The appellee contends that the use of the word "payment" in this statute requires a definite relationship and tangible benefits flowing therefrom, and that this requirement does not exist in this case. The appellant argues that there was sufficient benefit flowing from the passenger to the driver to constitute payment. The Court below decided the motion orally without stating its reasons[*]; presumably it adopted the contention advanced by appellee.

A guest statute such as ours is in derogation of the common law, and, when applicable, prevents redress for a wrong. We accept the view of those authorities which hold that it should be construed strictly against the driver. 8 Am.Jur.2d 36; 60 C.J.S. Motor Vehicles § 399(3), p. 996; 2 Harper and James on Torts § 16.15.

We also hold that the entry of summary judgment was error in this case. We think the benefit which Mrs. Robinson expected to receive constitutes payment within the intent of the statute. The ultimate purpose of the parties was a benefit to the driver in that she was going to receive free instructions in sewing from the passenger. The purpose of the ride together was likewise a benefit to the driver; being unfamiliar with the type of dress material best suited for the use of a novice in the art of sewing, she needed assistance and advice in its selection; Mrs. Parsons went along to provide that help. These benefits are sufficiently tangible, in our opinion, to meet the demands of the statute. The fact that no financial payment was contemplated does not change the result; the appellee was getting, or expecting to get, a benefit of real value which many women pay to receive. The additional fact that the parties were good friends, frequently together socially, likewise does not compel a different result; it was simply the reason why the help was being rendered without charge.

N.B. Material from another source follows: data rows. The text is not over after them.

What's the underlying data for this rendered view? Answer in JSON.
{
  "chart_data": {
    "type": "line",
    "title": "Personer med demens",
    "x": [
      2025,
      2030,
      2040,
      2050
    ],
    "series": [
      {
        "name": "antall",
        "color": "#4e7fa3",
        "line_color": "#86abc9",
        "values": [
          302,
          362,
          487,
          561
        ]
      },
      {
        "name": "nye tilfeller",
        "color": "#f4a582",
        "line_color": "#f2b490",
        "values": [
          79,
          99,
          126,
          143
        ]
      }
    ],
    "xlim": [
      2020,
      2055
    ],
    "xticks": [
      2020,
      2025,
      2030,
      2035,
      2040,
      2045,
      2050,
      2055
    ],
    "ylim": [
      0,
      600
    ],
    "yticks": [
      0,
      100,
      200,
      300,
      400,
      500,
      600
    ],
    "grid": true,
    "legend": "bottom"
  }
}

Without discussing the many cases decided under this type of statute, we conclude that our ruling is in harmony with, and supported by, the following decisions involving the Delaware Act; Fields v. Synthetic Ropes, Inc., Del., 219 A.2d 374; Truitt v. Gaines, 3 Cir., 318 F.2d 461; Dunn v. Stumbers, 4 Storey 102, 174 A.2d 567; Elliott v. Camper, 8 W.W.H. 504, 194 A. 130.

The judgment below must be reversed.


[*] Reference is made to our comment in a footnote to Ademski v. Ruth, Del., 229 A.2d 837, concerning the need for a record to disclose reasons for a decision, even though the statement may be very brief.